System Design: Concepts, Patterns, Technologies

My reference for system design interviews. Three sections: core concepts (the building blocks), common patterns (recurring solutions), and key technologies (when to reach for what).

Scan the tables to refresh. Read the bold text for the key decisions and tradeoffs.

Core Concepts

Networking Essentials

Topic	Key Points
TCP vs UDP	TCP: reliable, ordered, connection-oriented (HTTP, databases). UDP: fast, no guarantees (video streaming, DNS).
HTTP/HTTPS	Request-response over TCP. HTTP/2 adds multiplexing. HTTP/3 uses QUIC (UDP-based). TLS for encryption.
WebSockets	Persistent bidirectional connection over TCP. Use for real-time (chat, live updates). Initiated via HTTP upgrade.
DNS	Domain to IP resolution. TTL controls caching. Can route by geography for latency.
Load Balancers	L4 (transport): routes by IP/port, fast, no inspection. L7 (application): routes by URL/headers, can do auth and rate limiting.

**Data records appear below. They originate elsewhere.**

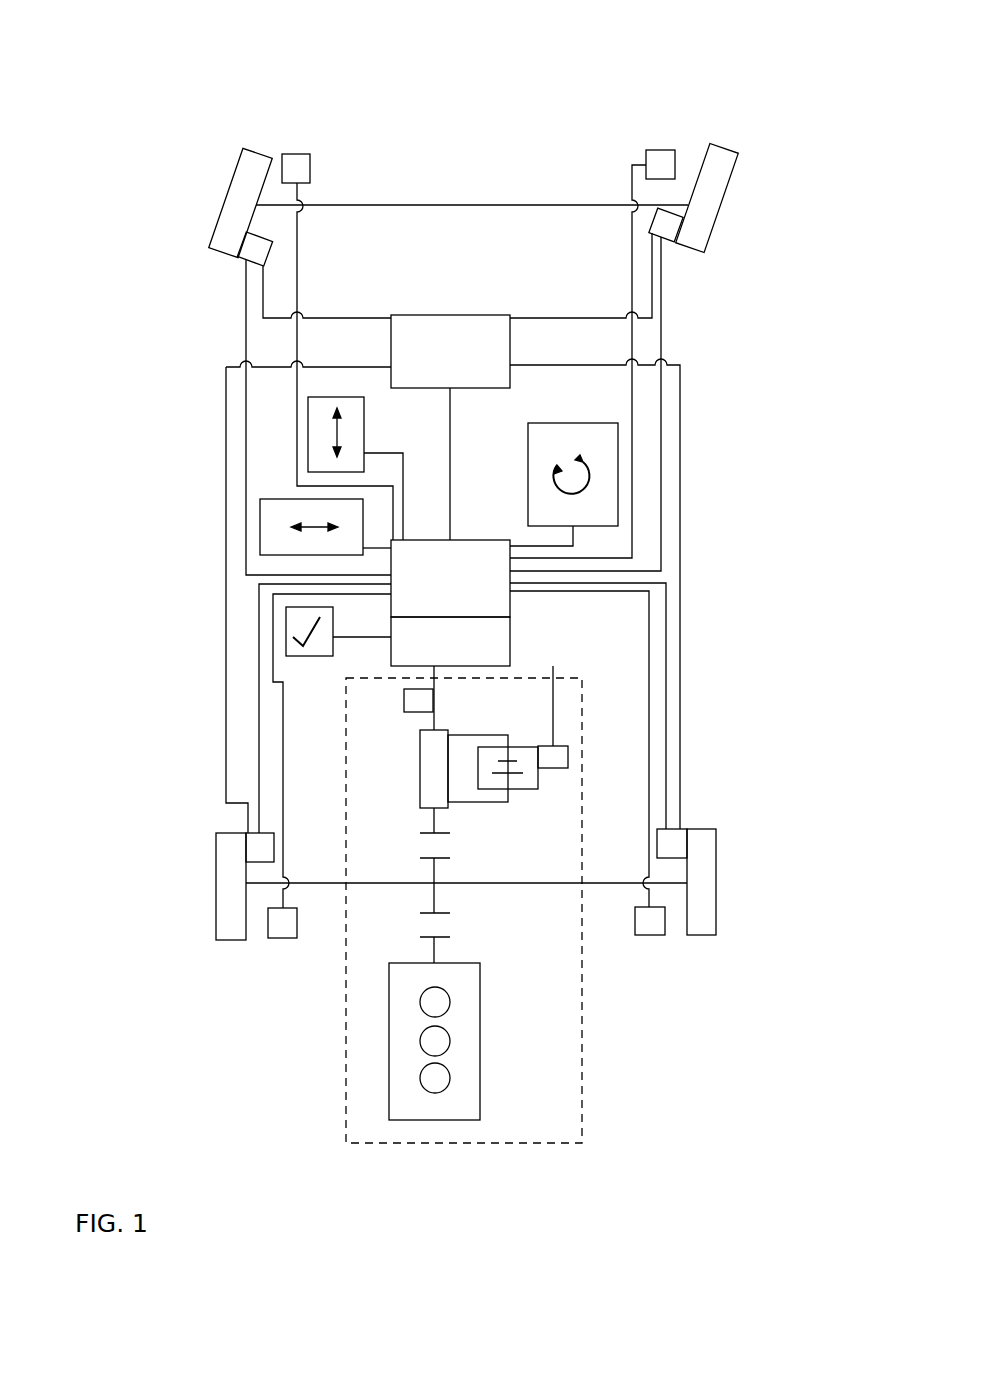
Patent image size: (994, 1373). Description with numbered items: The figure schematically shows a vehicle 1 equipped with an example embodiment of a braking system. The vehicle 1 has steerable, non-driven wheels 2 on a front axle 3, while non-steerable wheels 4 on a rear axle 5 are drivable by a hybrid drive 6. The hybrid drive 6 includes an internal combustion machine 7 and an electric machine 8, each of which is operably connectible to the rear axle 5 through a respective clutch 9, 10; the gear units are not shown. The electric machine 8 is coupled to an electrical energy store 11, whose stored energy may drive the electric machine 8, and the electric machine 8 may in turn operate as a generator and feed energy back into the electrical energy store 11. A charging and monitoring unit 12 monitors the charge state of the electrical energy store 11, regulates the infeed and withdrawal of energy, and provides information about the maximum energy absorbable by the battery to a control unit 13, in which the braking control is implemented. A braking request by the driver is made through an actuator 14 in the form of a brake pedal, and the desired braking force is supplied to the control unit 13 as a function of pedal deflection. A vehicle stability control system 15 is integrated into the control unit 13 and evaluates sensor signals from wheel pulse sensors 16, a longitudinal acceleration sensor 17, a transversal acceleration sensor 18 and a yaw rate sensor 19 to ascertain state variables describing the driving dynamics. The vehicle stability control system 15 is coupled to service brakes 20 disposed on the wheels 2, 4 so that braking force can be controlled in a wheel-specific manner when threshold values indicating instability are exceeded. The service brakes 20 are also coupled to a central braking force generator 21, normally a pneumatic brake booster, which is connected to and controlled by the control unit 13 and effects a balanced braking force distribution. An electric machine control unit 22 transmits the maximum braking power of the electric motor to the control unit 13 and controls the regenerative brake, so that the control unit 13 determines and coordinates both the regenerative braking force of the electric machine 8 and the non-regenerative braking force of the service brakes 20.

The vehicle 1 is at (754, 80).
The steerable, non-driven wheels 2 is at (229, 215).
The front axle 3 is at (470, 205).
The non-steerable wheels 4 is at (229, 925).
The rear axle 5 is at (323, 883).
The hybrid drive 6 is at (582, 1057).
The internal combustion machine 7 is at (404, 1075).
The electric machine 8 is at (428, 752).
The clutch 9 is at (439, 925).
The clutch 10 is at (439, 846).
The electrical energy store 11 is at (528, 782).
The charging and monitoring unit 12 is at (559, 757).
The control unit 13 is at (489, 641).
The actuator 14 is at (292, 620).
The vehicle stability control system 15 is at (492, 587).
The wheel pulse sensors 16 is at (297, 163).
The longitudinal acceleration sensor 17 is at (318, 443).
The transversal acceleration sensor 18 is at (269, 527).
The yaw rate sensor 19 is at (606, 490).
The service brakes 20 is at (249, 250).
The central braking force generator 21 is at (483, 320).
The electric machine control unit 22 is at (412, 702).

The key distinction in interviews is L4 vs L7. L4 is faster but dumb. L7 is slower but can make smart routing decisions based on content.

API Design

Style	Use When	Tradeoffs
REST	Public APIs, CRUD, simple resource models	Well-understood, cacheable. Overfetching/underfetching common.
gRPC	Service-to-service, low latency, streaming	Binary protobuf, fast, typed contracts. Not browser-friendly without proxy.
GraphQL	Client-driven queries, mobile apps needing flexible data	Single endpoint, no overfetching. Complexity on server, caching harder.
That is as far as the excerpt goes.